Defensively, Flowers has a better throwing arm than Pierzynski, and he erased 30 percent (12 of 40) of attempted basestealers last season. Pierzynski had a success rate of 20 percent (19 of 95), his best showing since 2005.
But having played just 108 games with the White Sox from 2009-12, Flowers still has to prove he can effectively call pitches and learn the tendencies of opposing hitters.
In his limited time behind the plate, Sox pitchers have raved about Flowers' decision-making and defensive prowess.
"That's the ultimate compliment right there," Flowers said. "That's better than hitting .300 or hitting 50 homers. That's something I took to heart 5-6 years ago.
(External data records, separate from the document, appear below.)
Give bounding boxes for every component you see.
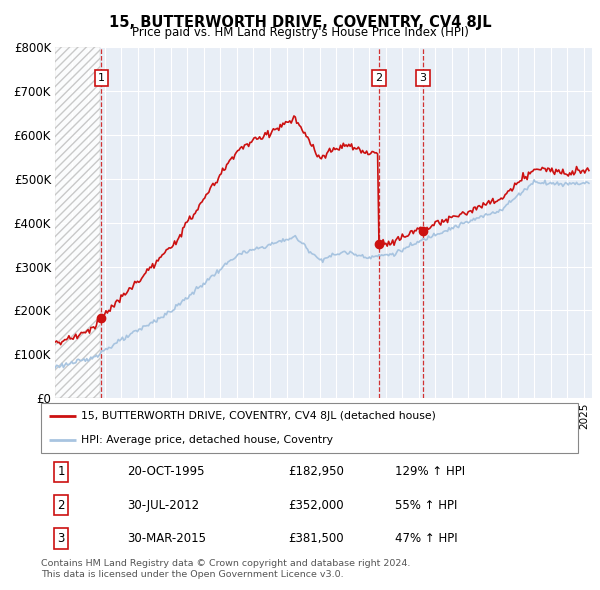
Text: 1: 1 bbox=[98, 73, 105, 83]
Text: Price paid vs. HM Land Registry's House Price Index (HPI): Price paid vs. HM Land Registry's House … bbox=[131, 26, 469, 39]
Text: Contains HM Land Registry data © Crown copyright and database right 2024.: Contains HM Land Registry data © Crown c… bbox=[41, 559, 410, 568]
Text: 30-MAR-2015: 30-MAR-2015 bbox=[127, 532, 206, 545]
FancyBboxPatch shape bbox=[41, 403, 578, 453]
Text: 15, BUTTERWORTH DRIVE, COVENTRY, CV4 8JL: 15, BUTTERWORTH DRIVE, COVENTRY, CV4 8JL bbox=[109, 15, 491, 30]
Text: 30-JUL-2012: 30-JUL-2012 bbox=[127, 499, 199, 512]
Text: 20-OCT-1995: 20-OCT-1995 bbox=[127, 465, 204, 478]
Text: 15, BUTTERWORTH DRIVE, COVENTRY, CV4 8JL (detached house): 15, BUTTERWORTH DRIVE, COVENTRY, CV4 8JL… bbox=[81, 411, 436, 421]
Text: 1: 1 bbox=[58, 465, 65, 478]
Text: 129% ↑ HPI: 129% ↑ HPI bbox=[395, 465, 466, 478]
Text: £182,950: £182,950 bbox=[288, 465, 344, 478]
Text: 2: 2 bbox=[58, 499, 65, 512]
Text: 3: 3 bbox=[58, 532, 65, 545]
Text: HPI: Average price, detached house, Coventry: HPI: Average price, detached house, Cove… bbox=[81, 435, 333, 445]
Text: 47% ↑ HPI: 47% ↑ HPI bbox=[395, 532, 458, 545]
Text: £381,500: £381,500 bbox=[288, 532, 343, 545]
Text: 2: 2 bbox=[375, 73, 382, 83]
Text: 55% ↑ HPI: 55% ↑ HPI bbox=[395, 499, 458, 512]
Text: This data is licensed under the Open Government Licence v3.0.: This data is licensed under the Open Gov… bbox=[41, 570, 343, 579]
Text: 3: 3 bbox=[419, 73, 427, 83]
Text: £352,000: £352,000 bbox=[288, 499, 343, 512]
Having the confidence of my pitchers, it's a long road to get there and there's a lot more I can do to get better. That motivates me even more to continue to progress."
As a hitter, Flowers has a .205 career average along with 107 strikeouts in 273 at-bats.
When he connects, the 6-foot-4, 245-pounder hits the baseball a long ways.
Over the winter, Flowers videotaped his hitting sessions from his home outside Atlanta and sent them to hitting coach Jeff Manto and his new assistant, Harold Baines.
Flowers also hit in front of Manto and Baines at U.S. Cellular Field before SoxFest last month.
"It went great," Manto said. "Bainsey and I had a chance to spend some time with him to make sure he was aware of his backside. That's what we're most concerned with, his collapsing. He did a great job making the adjustments all winter long."
Hector Gimenez reported to spring training in Glendale, Ariz., last week as the White Sox' backup catcher.
A switch hitter, the 30-year-old Gimenez played two games with the Astros in 2006, four games with the Dodgers in 2011 and he was 5-for-11 with 1 RBI in five games with the Sox last season.
Josh Phegley is the top catching prospect in the minor leagues. He batted .266 with 6 homers and 48 RBI in 102 games with Class AAA Charlotte last year.